England consider lodging complaint about pitch used in India’s two-day win

England are mulling over whether to lodge a formal complaint about the pitch used during their two-day defeat to India in Ahmedabad even if Chris Silverwood, the head coach, accepts his team were also culpable.

The combination of a turning track and a pink ball that skidded on from the spin bowlers resulted in the shortest completed Test in 96 years, with 17 wickets falling on the second day and Joe Root claiming supporters had been “robbed”.

Silverwood spoke to the ICC match referee, Javagal Srinath, on day one about possible inconsistency from the third umpire and now he and Root must decide if the team should go back to officially register displeasure at the surface.

“We will be talking about certain things behind the scenes,” Silverwood said. “At the same time, we are disappointed that we are sat here when there should be three days of cricket left. I am sure a few spectators are as well.

“We’ve spoken to Javagal Srinath but not about the pitch. Joe and I have to have a sit-down, have a conversation and see where we go with it.

“We do have to get better on these pitches and we do have to accept there’s places where we could have improved. Look at the first innings [collapse from 74 for two to 112 all out]. We had an opportunity there to score more runs and next time we’ll pounce on that. And whatever the pitch did or didn’t do, India ultimately played better than us on that surface.
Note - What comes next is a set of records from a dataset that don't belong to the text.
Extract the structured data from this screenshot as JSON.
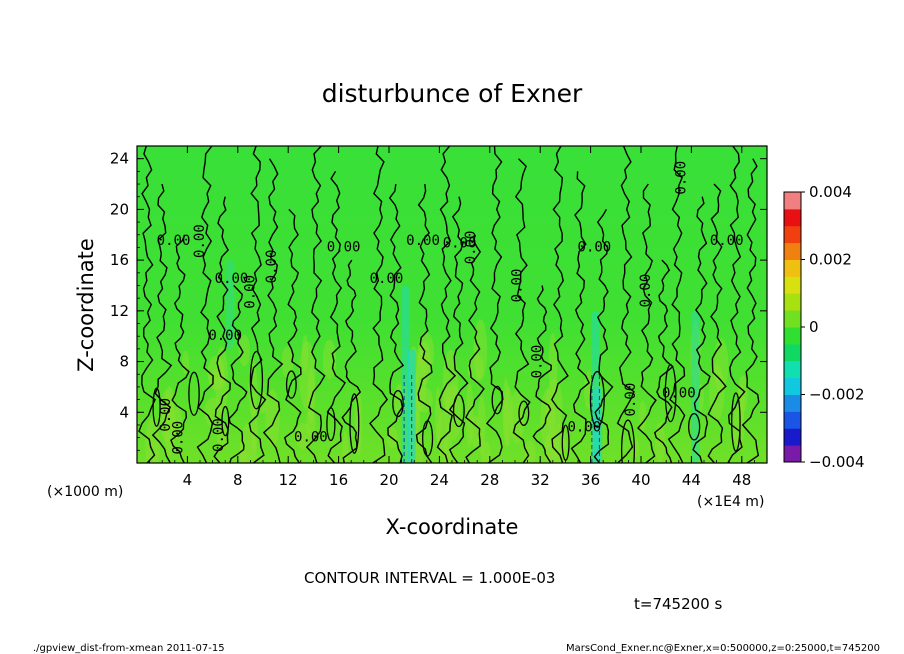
{
  "chart_data": {
    "type": "heatmap",
    "title": "disturbunce of Exner",
    "xlabel": "X-coordinate",
    "ylabel": "Z-coordinate",
    "x_unit": "(×1000 m)",
    "x_unit_right": "(×1E4 m)",
    "xlim": [
      0,
      50
    ],
    "ylim": [
      0,
      25
    ],
    "x_ticks": [
      4,
      8,
      12,
      16,
      20,
      24,
      28,
      32,
      36,
      40,
      44,
      48
    ],
    "y_ticks": [
      4,
      8,
      12,
      16,
      20,
      24
    ],
    "colorbar": {
      "range": [
        -0.004,
        0.004
      ],
      "ticks": [
        "0.004",
        "0.002",
        "0",
        "−0.002",
        "−0.004"
      ],
      "tick_values": [
        0.004,
        0.002,
        0,
        -0.002,
        -0.004
      ],
      "colors": [
        "#7a1aa8",
        "#1a1acc",
        "#1a55e6",
        "#1a8ce6",
        "#10c8e0",
        "#10e0b0",
        "#10d860",
        "#30e030",
        "#70e020",
        "#a8e010",
        "#d8e010",
        "#f0c010",
        "#f08010",
        "#f04010",
        "#e81010",
        "#f08080"
      ]
    },
    "contour_interval": "CONTOUR INTERVAL = 1.000E-03",
    "contour_label_value": "0.00",
    "time_label": "t=745200 s",
    "contour_labels": [
      {
        "x": 2.3,
        "z": 3.8,
        "rot": -90
      },
      {
        "x": 3.3,
        "z": 2.0,
        "rot": -90
      },
      {
        "x": 2.9,
        "z": 17.5,
        "rot": 0
      },
      {
        "x": 5.0,
        "z": 17.5,
        "rot": -90
      },
      {
        "x": 6.5,
        "z": 2.2,
        "rot": -90
      },
      {
        "x": 7.0,
        "z": 10.0,
        "rot": 0
      },
      {
        "x": 7.5,
        "z": 14.5,
        "rot": 0
      },
      {
        "x": 9.0,
        "z": 13.5,
        "rot": -90
      },
      {
        "x": 10.7,
        "z": 15.5,
        "rot": -90
      },
      {
        "x": 13.8,
        "z": 2.0,
        "rot": 0
      },
      {
        "x": 16.4,
        "z": 17.0,
        "rot": 0
      },
      {
        "x": 19.8,
        "z": 14.5,
        "rot": 0
      },
      {
        "x": 22.7,
        "z": 17.5,
        "rot": 0
      },
      {
        "x": 25.6,
        "z": 17.3,
        "rot": 0
      },
      {
        "x": 26.5,
        "z": 17.0,
        "rot": -90
      },
      {
        "x": 30.2,
        "z": 14.0,
        "rot": -90
      },
      {
        "x": 31.8,
        "z": 8.0,
        "rot": -90
      },
      {
        "x": 35.5,
        "z": 2.8,
        "rot": 0
      },
      {
        "x": 36.3,
        "z": 17.0,
        "rot": 0
      },
      {
        "x": 39.2,
        "z": 5.0,
        "rot": -90
      },
      {
        "x": 40.4,
        "z": 13.6,
        "rot": -90
      },
      {
        "x": 43.2,
        "z": 22.5,
        "rot": -90
      },
      {
        "x": 43.0,
        "z": 5.5,
        "rot": 0
      },
      {
        "x": 46.8,
        "z": 17.5,
        "rot": 0
      }
    ],
    "dashed_contours_x": [
      21.5,
      36.4
    ]
  },
  "footer": {
    "left": "./gpview_dist-from-xmean   2011-07-15",
    "right": "MarsCond_Exner.nc@Exner,x=0:500000,z=0:25000,t=745200"
  }
}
But it probably pushed us to the extremes of what most of our players, if any, have experienced.”

Silverwood pointed to India’s struggles with the bat on day two, when Root’s maiden five-wicket haul in his 102nd Test appearance led them to collapse from 99 for three to 145 all out, and shared his hope that the pitch for next week’s fourth Test would be flatter so players can “show off their skills”.

While the two sides meet again at the Narendra Modi stadium, the red SG ball returns for a day game and India know that a draw will be sufficient to progress to the final of the World Test Championship in June; producing another guaranteed result pitch would eliminate that possibility.

Given the ICC grades every pitch, it is not obvious what a formal complaint would achieve for a touring side that, up to now, has tried to avoid accusations of whinging simply because their 1-0 lead has been spun into a 2-1 deficit.

Both Tom Harrison and Ian Watmore, respectively chief executive and chair of the England and Wales Cricket Board, are in India and will be wary of offending their hosts given the lucrative return series in England this August and September.

As well as blowing their advantage at the toss, England also misread conditions horrendously by selecting a four-pronged seam attack who shared just one wicket in 28 overs and lengthened the tail of an already brittle batting line-up.

Silverwood said Dom Bess, who was dropped for the since-departed Moeen Ali, was left out for a second match running for tactical reasons, with the off-spinner in contention to return when England attempt to level the series next week.

“[Bess] was left out because of the potential movement we could have got out of the pink ball,” Silverwood said. “We’ve got two bowlers – Stuart Broad and Jimmy Anderson – in the top 10 of the bowling rankings and if they can move the ball around, they’re a handful.

“All the evidence was that it moved in training, in the middle and in the nets. So from Bessy’s point of view I wouldn’t read too much into that. He’s played an important part in helping us win games in the past and I’m sure he will do again in the future.”